We wake up the thread on the local core – i.e. the core where the thread was scheduled last – if it is idle; otherwise if there are idle cores in the system, we wake up the thread on the core that has been idle for the longest amount of time. If there are no idle cores, we fall back to the original algorithm to find the core where the thread will wake up.
When a core is disabled and then re-enabled using the /proc
interface, load balancing between any NUMA nodes is no longer performed.
During code refractoring, the Linux developers dropped the call to the function that regenerates domains across NUMA nodes. The fix is to simply add it back.

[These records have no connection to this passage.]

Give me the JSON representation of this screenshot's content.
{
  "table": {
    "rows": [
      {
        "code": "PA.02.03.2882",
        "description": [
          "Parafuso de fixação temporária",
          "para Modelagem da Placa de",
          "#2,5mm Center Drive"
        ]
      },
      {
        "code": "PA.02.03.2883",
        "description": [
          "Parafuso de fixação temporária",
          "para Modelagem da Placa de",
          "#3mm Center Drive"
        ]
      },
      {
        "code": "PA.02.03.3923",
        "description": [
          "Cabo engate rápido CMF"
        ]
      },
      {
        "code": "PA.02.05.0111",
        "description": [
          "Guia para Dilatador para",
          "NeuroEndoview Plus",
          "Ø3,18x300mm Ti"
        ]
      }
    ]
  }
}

The authors developed two tools that help with understanding the bugs:
Online sanity checker: It verifies that no core is idle while other core's runqueue has waiting threads. It's fine if such conditions exist for a short period, but an alert is raised if it persists.
Scheduler visualizer: It shows the scheduling activity over time. Some of the graphs (e.g., figure 3) was produced using the tool.
Scheduling is complicated. More optimizations to the scheduler will be proposed due to the fast-evolving hardware. With optimizations comes complexity, and the scheduler should be designed so that it can integrate the modularized optimizations with ease.
Visualization is important. Checking the aforementioned bugs using conventional tools is tricky.